July 28, 2016
TSG IntelBrief: A Diaspora of Terror
Law enforcement and intelligence agencies around the world are struggling to grapple with the growing threat of terror attacks inspired by the so-called Islamic State, carried out by individuals with little to no affiliation to—or direction from—the terror group. At the same time, as the Islamic State’s territorial prospects continue to worsen in Syria and Iraq, law enforcement and intelligence agencies are working tirelessly to detect and disrupt returning foreign fighters. While both of these threats pose unique challenges, they do not exist in parallel. Rather, the intersection of Islamic State-inspired individuals and hardened Islamic State fighters returning to their home countries combine to generate a threat that is unprecedented in its scope and scale.

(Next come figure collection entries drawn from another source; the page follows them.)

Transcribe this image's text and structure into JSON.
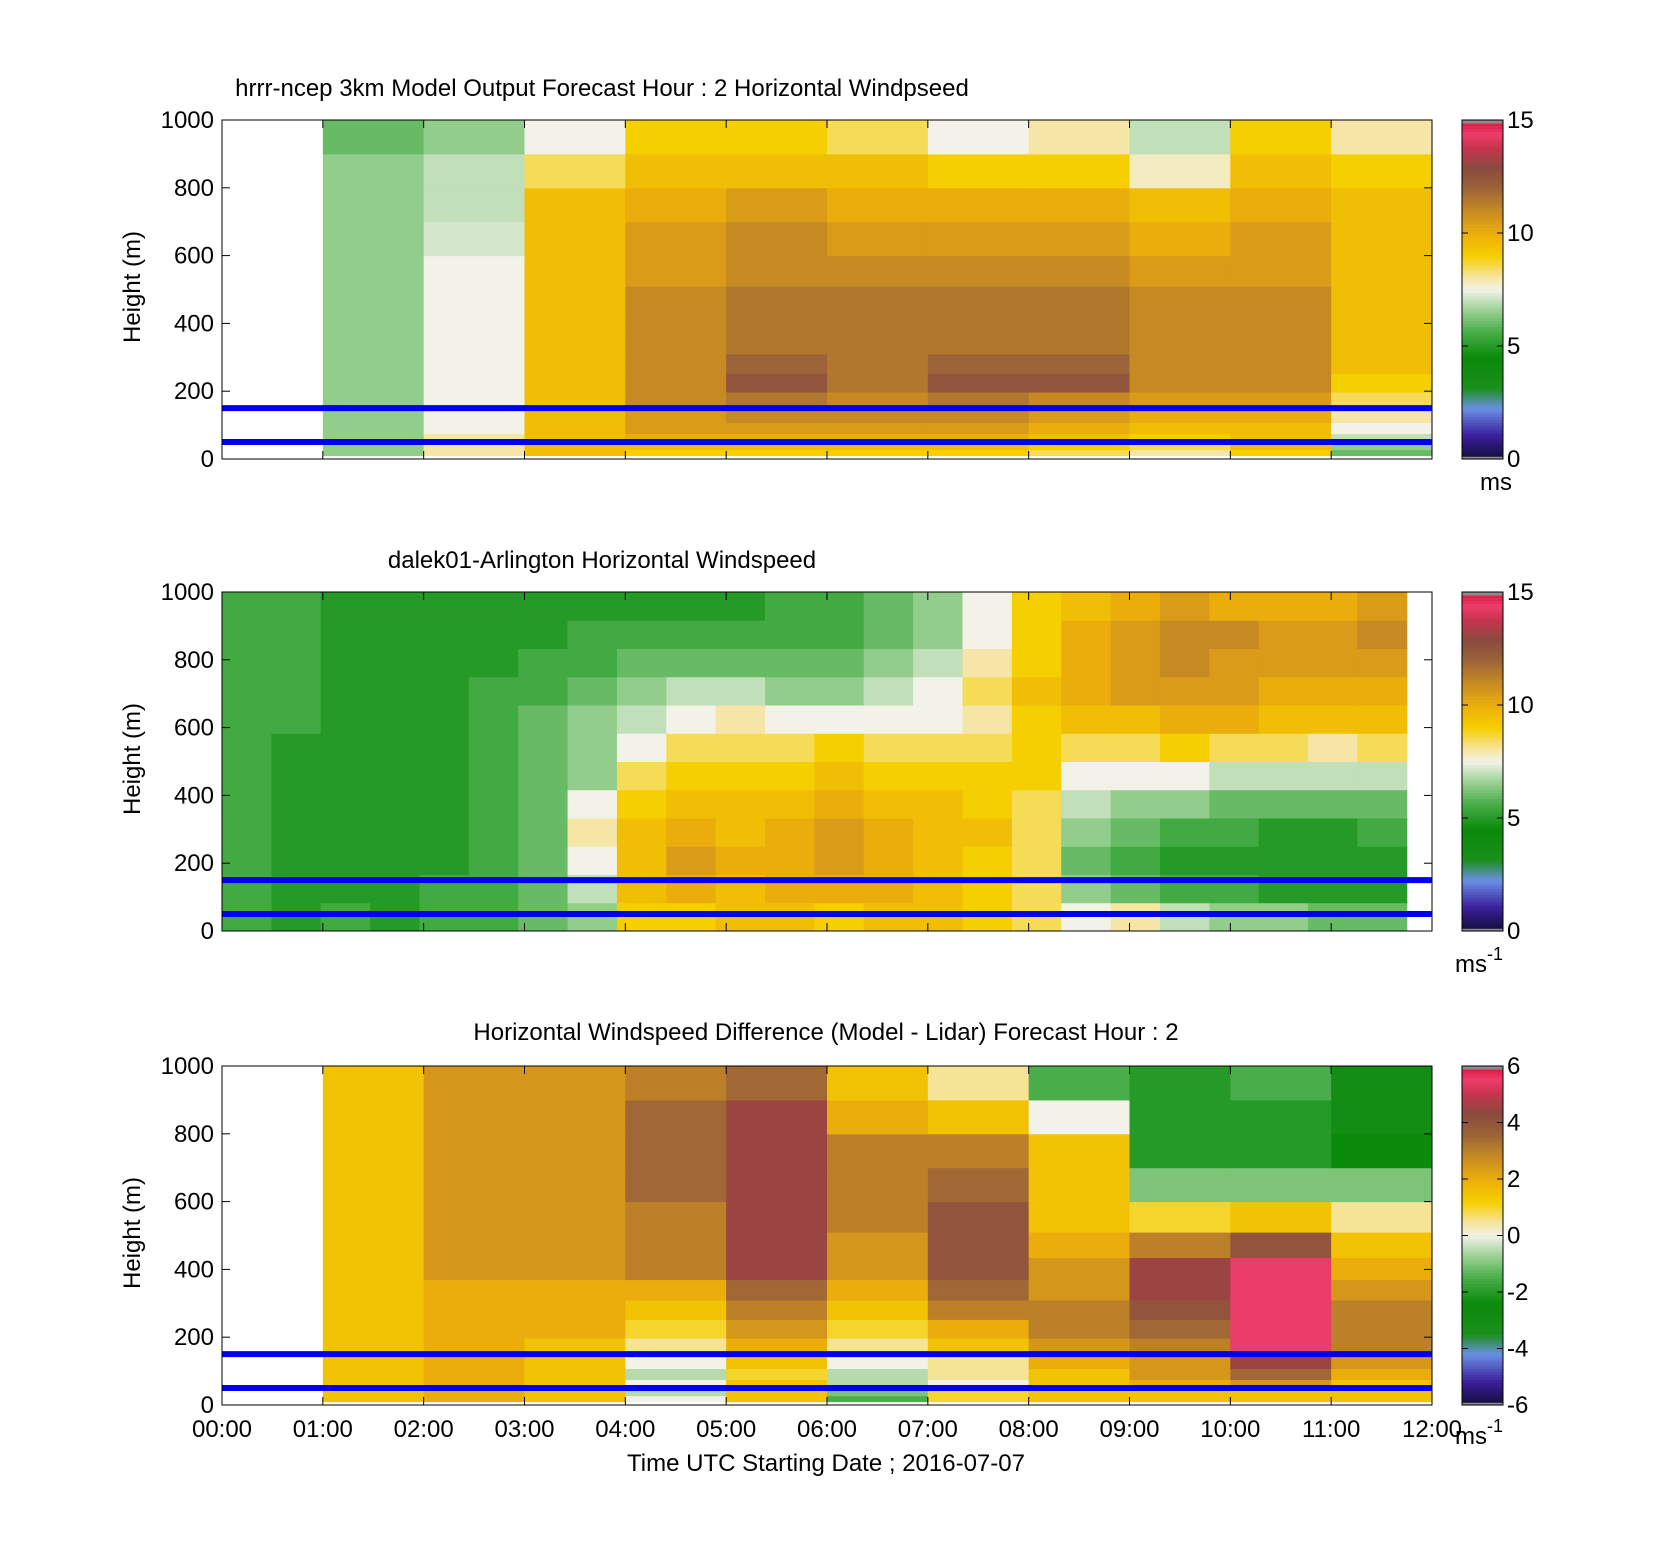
{
  "figure": {
    "shared_xlabel": "Time UTC  Starting Date ; 2016-07-07",
    "x_tick_labels": [
      "00:00",
      "01:00",
      "02:00",
      "03:00",
      "04:00",
      "05:00",
      "06:00",
      "07:00",
      "08:00",
      "09:00",
      "10:00",
      "11:00",
      "12:00"
    ],
    "overlay_line_color": "#0000ee",
    "overlay_heights_m": [
      50,
      150
    ]
  },
  "chart_data": [
    {
      "type": "heatmap",
      "title": "hrrr-ncep 3km Model Output   Forecast Hour : 2 Horizontal Windpseed",
      "ylabel": "Height (m)",
      "xlabel": "",
      "ylim": [
        0,
        1000
      ],
      "y_ticks": [
        0,
        200,
        400,
        600,
        800,
        1000
      ],
      "colorbar": {
        "range": [
          0,
          15
        ],
        "ticks": [
          0,
          5,
          10,
          15
        ],
        "unit": "ms",
        "unit_exp": ""
      },
      "x_hours": [
        1,
        2,
        3,
        4,
        5,
        6,
        7,
        8,
        9,
        10,
        11
      ],
      "y_levels_m": [
        20,
        35,
        60,
        90,
        125,
        170,
        225,
        280,
        340,
        400,
        470,
        550,
        650,
        750,
        850,
        950
      ],
      "values": [
        [
          6.5,
          8.0,
          9.5,
          9.0,
          9.0,
          9.0,
          9.0,
          8.5,
          8.0,
          9.0,
          6.0
        ],
        [
          6.5,
          8.0,
          9.5,
          9.5,
          9.5,
          9.5,
          9.5,
          9.0,
          8.5,
          9.5,
          6.5
        ],
        [
          6.5,
          8.0,
          9.5,
          10.0,
          10.0,
          10.0,
          10.0,
          9.5,
          9.0,
          9.5,
          7.0
        ],
        [
          6.5,
          7.5,
          9.5,
          10.5,
          10.5,
          10.5,
          10.5,
          10.0,
          9.5,
          9.5,
          7.5
        ],
        [
          6.5,
          7.5,
          9.5,
          10.5,
          11.0,
          11.0,
          11.0,
          10.5,
          10.0,
          10.0,
          8.0
        ],
        [
          6.5,
          7.5,
          9.5,
          11.0,
          11.5,
          11.0,
          11.5,
          11.0,
          10.5,
          10.5,
          8.5
        ],
        [
          6.5,
          7.5,
          9.5,
          11.0,
          12.5,
          11.5,
          12.5,
          12.5,
          11.0,
          11.0,
          9.0
        ],
        [
          6.5,
          7.5,
          9.5,
          11.0,
          12.0,
          11.5,
          12.0,
          12.0,
          11.0,
          11.0,
          9.5
        ],
        [
          6.5,
          7.5,
          9.5,
          11.0,
          11.5,
          11.5,
          11.5,
          11.5,
          11.0,
          11.0,
          9.5
        ],
        [
          6.5,
          7.5,
          9.5,
          11.0,
          11.5,
          11.5,
          11.5,
          11.5,
          11.0,
          11.0,
          9.5
        ],
        [
          6.5,
          7.5,
          9.5,
          11.0,
          11.5,
          11.5,
          11.5,
          11.5,
          11.0,
          11.0,
          9.5
        ],
        [
          6.5,
          7.5,
          9.5,
          10.5,
          11.0,
          11.0,
          11.0,
          11.0,
          10.5,
          10.5,
          9.5
        ],
        [
          6.5,
          7.2,
          9.5,
          10.5,
          11.0,
          10.5,
          10.5,
          10.5,
          10.0,
          10.5,
          9.5
        ],
        [
          6.5,
          7.0,
          9.5,
          10.0,
          10.5,
          10.0,
          10.0,
          10.0,
          9.5,
          10.0,
          9.5
        ],
        [
          6.5,
          7.0,
          8.5,
          9.5,
          9.5,
          9.5,
          9.0,
          9.0,
          7.8,
          9.5,
          9.0
        ],
        [
          6.0,
          6.5,
          7.5,
          9.0,
          9.0,
          8.5,
          7.5,
          8.0,
          7.0,
          9.0,
          8.0
        ]
      ]
    },
    {
      "type": "heatmap",
      "title": "dalek01-Arlington  Horizontal Windspeed",
      "ylabel": "Height (m)",
      "xlabel": "",
      "ylim": [
        0,
        1000
      ],
      "y_ticks": [
        0,
        200,
        400,
        600,
        800,
        1000
      ],
      "colorbar": {
        "range": [
          0,
          15
        ],
        "ticks": [
          0,
          5,
          10,
          15
        ],
        "unit": "ms",
        "unit_exp": "-1"
      },
      "x_range_h": [
        0,
        11.75
      ],
      "y_range_m": [
        0,
        1000
      ],
      "values": [
        [
          5.5,
          5.0,
          5.5,
          5.0,
          5.5,
          5.5,
          6.0,
          6.5,
          9.0,
          9.0,
          9.5,
          9.5,
          9.0,
          9.5,
          9.5,
          9.0,
          8.5,
          7.5,
          8.0,
          7.0,
          6.5,
          6.5,
          6.0,
          6.0
        ],
        [
          5.5,
          5.0,
          5.0,
          5.0,
          5.5,
          5.5,
          6.0,
          7.0,
          9.5,
          10.0,
          9.5,
          10.0,
          10.0,
          10.0,
          9.5,
          9.0,
          8.5,
          6.5,
          6.0,
          5.5,
          5.5,
          5.0,
          5.0,
          5.0
        ],
        [
          5.5,
          5.0,
          5.0,
          5.0,
          5.0,
          5.5,
          6.0,
          7.5,
          9.5,
          10.5,
          10.0,
          10.0,
          10.5,
          10.0,
          9.5,
          9.0,
          8.5,
          6.0,
          5.5,
          5.0,
          5.0,
          5.0,
          5.0,
          5.0
        ],
        [
          5.5,
          5.0,
          5.0,
          5.0,
          5.0,
          5.5,
          6.0,
          8.0,
          9.5,
          10.0,
          9.5,
          10.0,
          10.5,
          10.0,
          9.5,
          9.5,
          8.5,
          6.5,
          6.0,
          5.5,
          5.5,
          5.0,
          5.0,
          5.5
        ],
        [
          5.5,
          5.0,
          5.0,
          5.0,
          5.0,
          5.5,
          6.0,
          7.5,
          9.0,
          9.5,
          9.5,
          9.5,
          10.0,
          9.5,
          9.5,
          9.0,
          8.5,
          7.0,
          6.5,
          6.5,
          6.0,
          6.0,
          6.0,
          6.0
        ],
        [
          5.5,
          5.0,
          5.0,
          5.0,
          5.0,
          5.5,
          6.0,
          6.5,
          8.5,
          9.0,
          9.0,
          9.0,
          9.5,
          9.0,
          9.0,
          9.0,
          9.0,
          7.5,
          7.5,
          7.5,
          7.0,
          7.0,
          7.0,
          7.0
        ],
        [
          5.5,
          5.0,
          5.0,
          5.0,
          5.0,
          5.5,
          6.0,
          6.5,
          7.5,
          8.5,
          8.5,
          8.5,
          9.0,
          8.5,
          8.5,
          8.5,
          9.0,
          8.5,
          8.5,
          9.0,
          8.5,
          8.5,
          8.0,
          8.5
        ],
        [
          5.5,
          5.5,
          5.0,
          5.0,
          5.0,
          5.5,
          6.0,
          6.5,
          7.0,
          7.5,
          8.0,
          7.5,
          7.5,
          7.5,
          7.5,
          8.0,
          9.0,
          9.5,
          9.5,
          10.0,
          10.0,
          9.5,
          9.5,
          9.5
        ],
        [
          5.5,
          5.5,
          5.0,
          5.0,
          5.0,
          5.5,
          5.5,
          6.0,
          6.5,
          7.0,
          7.0,
          6.5,
          6.5,
          7.0,
          7.5,
          8.5,
          9.5,
          10.0,
          10.5,
          10.5,
          10.5,
          10.0,
          10.0,
          10.0
        ],
        [
          5.5,
          5.5,
          5.0,
          5.0,
          5.0,
          5.0,
          5.5,
          5.5,
          6.0,
          6.0,
          6.0,
          6.0,
          6.0,
          6.5,
          7.0,
          8.0,
          9.0,
          10.0,
          10.5,
          11.0,
          10.5,
          10.5,
          10.5,
          10.5
        ],
        [
          5.5,
          5.5,
          5.0,
          5.0,
          5.0,
          5.0,
          5.0,
          5.5,
          5.5,
          5.5,
          5.5,
          5.5,
          5.5,
          6.0,
          6.5,
          7.5,
          9.0,
          10.0,
          10.5,
          11.0,
          11.0,
          10.5,
          10.5,
          11.0
        ],
        [
          5.5,
          5.5,
          5.0,
          5.0,
          5.0,
          5.0,
          5.0,
          5.0,
          5.0,
          5.0,
          5.0,
          5.5,
          5.5,
          6.0,
          6.5,
          7.5,
          9.0,
          9.5,
          10.0,
          10.5,
          10.0,
          10.0,
          10.0,
          10.5
        ]
      ]
    },
    {
      "type": "heatmap",
      "title": "Horizontal Windspeed Difference (Model - Lidar) Forecast Hour : 2",
      "ylabel": "Height (m)",
      "xlabel": "Time UTC  Starting Date ; 2016-07-07",
      "ylim": [
        0,
        1000
      ],
      "y_ticks": [
        0,
        200,
        400,
        600,
        800,
        1000
      ],
      "colorbar": {
        "range": [
          -6,
          6
        ],
        "ticks": [
          -6,
          -4,
          -2,
          0,
          2,
          4,
          6
        ],
        "unit": "ms",
        "unit_exp": "-1"
      },
      "x_hours": [
        1,
        2,
        3,
        4,
        5,
        6,
        7,
        8,
        9,
        10,
        11
      ],
      "y_levels_m": [
        20,
        35,
        60,
        90,
        125,
        170,
        225,
        280,
        340,
        400,
        470,
        550,
        650,
        750,
        850,
        950
      ],
      "values": [
        [
          1.5,
          2.0,
          1.5,
          0.0,
          1.5,
          -1.5,
          1.0,
          1.5,
          1.5,
          1.5,
          1.5
        ],
        [
          1.5,
          2.0,
          1.5,
          -0.5,
          1.5,
          -1.0,
          1.0,
          1.5,
          1.5,
          1.5,
          1.5
        ],
        [
          1.5,
          2.0,
          1.5,
          0.0,
          1.5,
          -0.5,
          0.0,
          1.5,
          2.0,
          2.5,
          1.5
        ],
        [
          1.5,
          2.0,
          1.5,
          -0.5,
          1.0,
          -0.5,
          0.5,
          1.5,
          2.5,
          3.5,
          2.0
        ],
        [
          1.5,
          2.0,
          1.5,
          0.0,
          1.5,
          0.0,
          0.5,
          2.0,
          2.5,
          4.5,
          2.5
        ],
        [
          1.5,
          2.0,
          1.5,
          0.5,
          2.0,
          0.5,
          1.5,
          2.5,
          3.0,
          5.5,
          3.0
        ],
        [
          1.5,
          2.0,
          2.0,
          1.0,
          2.5,
          1.0,
          2.0,
          3.0,
          3.5,
          5.5,
          3.0
        ],
        [
          1.5,
          2.0,
          2.0,
          1.5,
          3.0,
          1.5,
          3.0,
          3.0,
          4.0,
          5.5,
          3.0
        ],
        [
          1.5,
          2.0,
          2.0,
          2.0,
          3.5,
          2.0,
          3.5,
          2.5,
          4.5,
          5.5,
          2.5
        ],
        [
          1.5,
          2.5,
          2.5,
          3.0,
          4.5,
          2.5,
          4.0,
          2.5,
          4.5,
          5.5,
          2.0
        ],
        [
          1.5,
          2.5,
          2.5,
          3.0,
          4.5,
          2.5,
          4.0,
          2.0,
          3.0,
          4.0,
          1.5
        ],
        [
          1.5,
          2.5,
          2.5,
          3.0,
          4.5,
          3.0,
          4.0,
          1.5,
          1.0,
          1.5,
          0.5
        ],
        [
          1.5,
          2.5,
          2.5,
          3.5,
          4.5,
          3.0,
          3.5,
          1.5,
          -1.0,
          -1.0,
          -1.0
        ],
        [
          1.5,
          2.5,
          2.5,
          3.5,
          4.5,
          3.0,
          3.0,
          1.5,
          -2.0,
          -2.0,
          -2.5
        ],
        [
          1.5,
          2.5,
          2.5,
          3.5,
          4.5,
          2.0,
          1.5,
          0.0,
          -2.0,
          -2.0,
          -3.0
        ],
        [
          1.5,
          2.5,
          2.5,
          3.0,
          3.5,
          1.5,
          0.5,
          -1.5,
          -2.0,
          -1.5,
          -3.0
        ]
      ]
    }
  ]
}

During a July 27 speech, FBI Director James Comey warned of what he called ‘a terrorist diaspora like we’ve never seen before,’ as an unknowable number of Islamic State foreign fighters may try to return home. The ability of governments to consistently detect and prevent these individuals from traveling back from Syria and Iraq has proven to be inadequate, most pointedly by the undisrupted round-trip travel of several of the November 2015 Paris attackers.
The Islamic State has long planned to carry out directed external attacks such as those seen in Paris and Brussels. It has dispatched an unknown number of people with sufficient levels of training and combat experience to conduct mass-casualty attacks. As the situation in Syria and Iraq grows more negative, the Islamic State could send more fighters to attack cities and towns far from Raqqa or Mosul. As the group continues to lose territory, foreign fighters will likely begin to flee on their own or in small groups. The five-year-old Syrian civil war has seen foreign militants flock to the conflict on an unprecedented historical scale. Though there is uncertainty as to how many returning foreign fighters might attempt to conduct terror attacks at home, the sheer numbers create a near certainty that some will.

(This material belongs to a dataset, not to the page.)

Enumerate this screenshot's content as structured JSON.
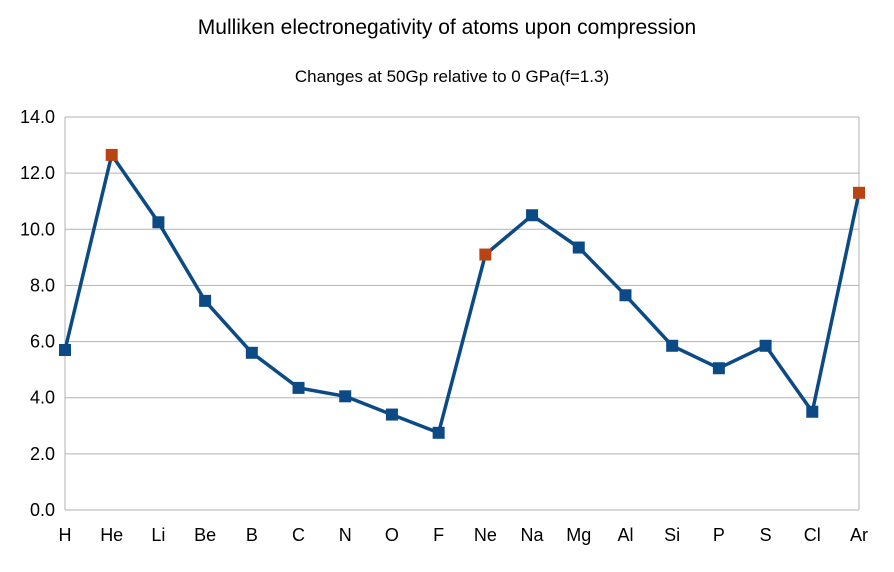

Even without the thousands of Islamic State fighters still in Iraq and Syria, there appears to be no shortage of people willing to kill for the Islamic State elsewhere. In the last week alone, at least 80 people have been arrested in numerous countries for Islamic State-related offenses. The range of countries and offenses underscore the breadth of the challenge. On July 27, Morocco announced the arrest of 52 people suspected of belonging to an Islamic State cell that intended to conduct attacks on government and tourist locations. The relative proximity to Libya, as well as a serious indigenous terror threat, is a real concern for Morocco, Algeria, and Tunisia.
On July 23, Malaysian officials announced the arrest of 14 people for Islamic State-related offenses. The arrests occurred after a series of raids between July 14 to July 20. On July 25, Brazilian officials announced the arrest of the twelfth suspect involved in a cell that had allegedly pledged allegiance to the Islamic State. On July 22, the FBI announced the arrest of three individuals for conspiring to join and materially support the Islamic State; one individual was arrested at the airport on his way to Syria. Even in the face of setbacks in Syria and Iraq, as long as the group holds on to some territory, it will continue to serve as a physical destination for people intent on joining. In India, an aide to a provocative cleric was arrested on July 21 under suspicion of recruiting for the Islamic State; the investigation began after the July 2 attack in Bangladesh that killed 20 people.
Both the threat of returning foreign fighters and the spread of existing indigenous terror cells will continue to rise for the foreseeable future. In addition, the threat of individuals answering the group’s call for terror will increase as well, presenting law enforcement and intelligence services around the world with enormous immediate and long-term challenges.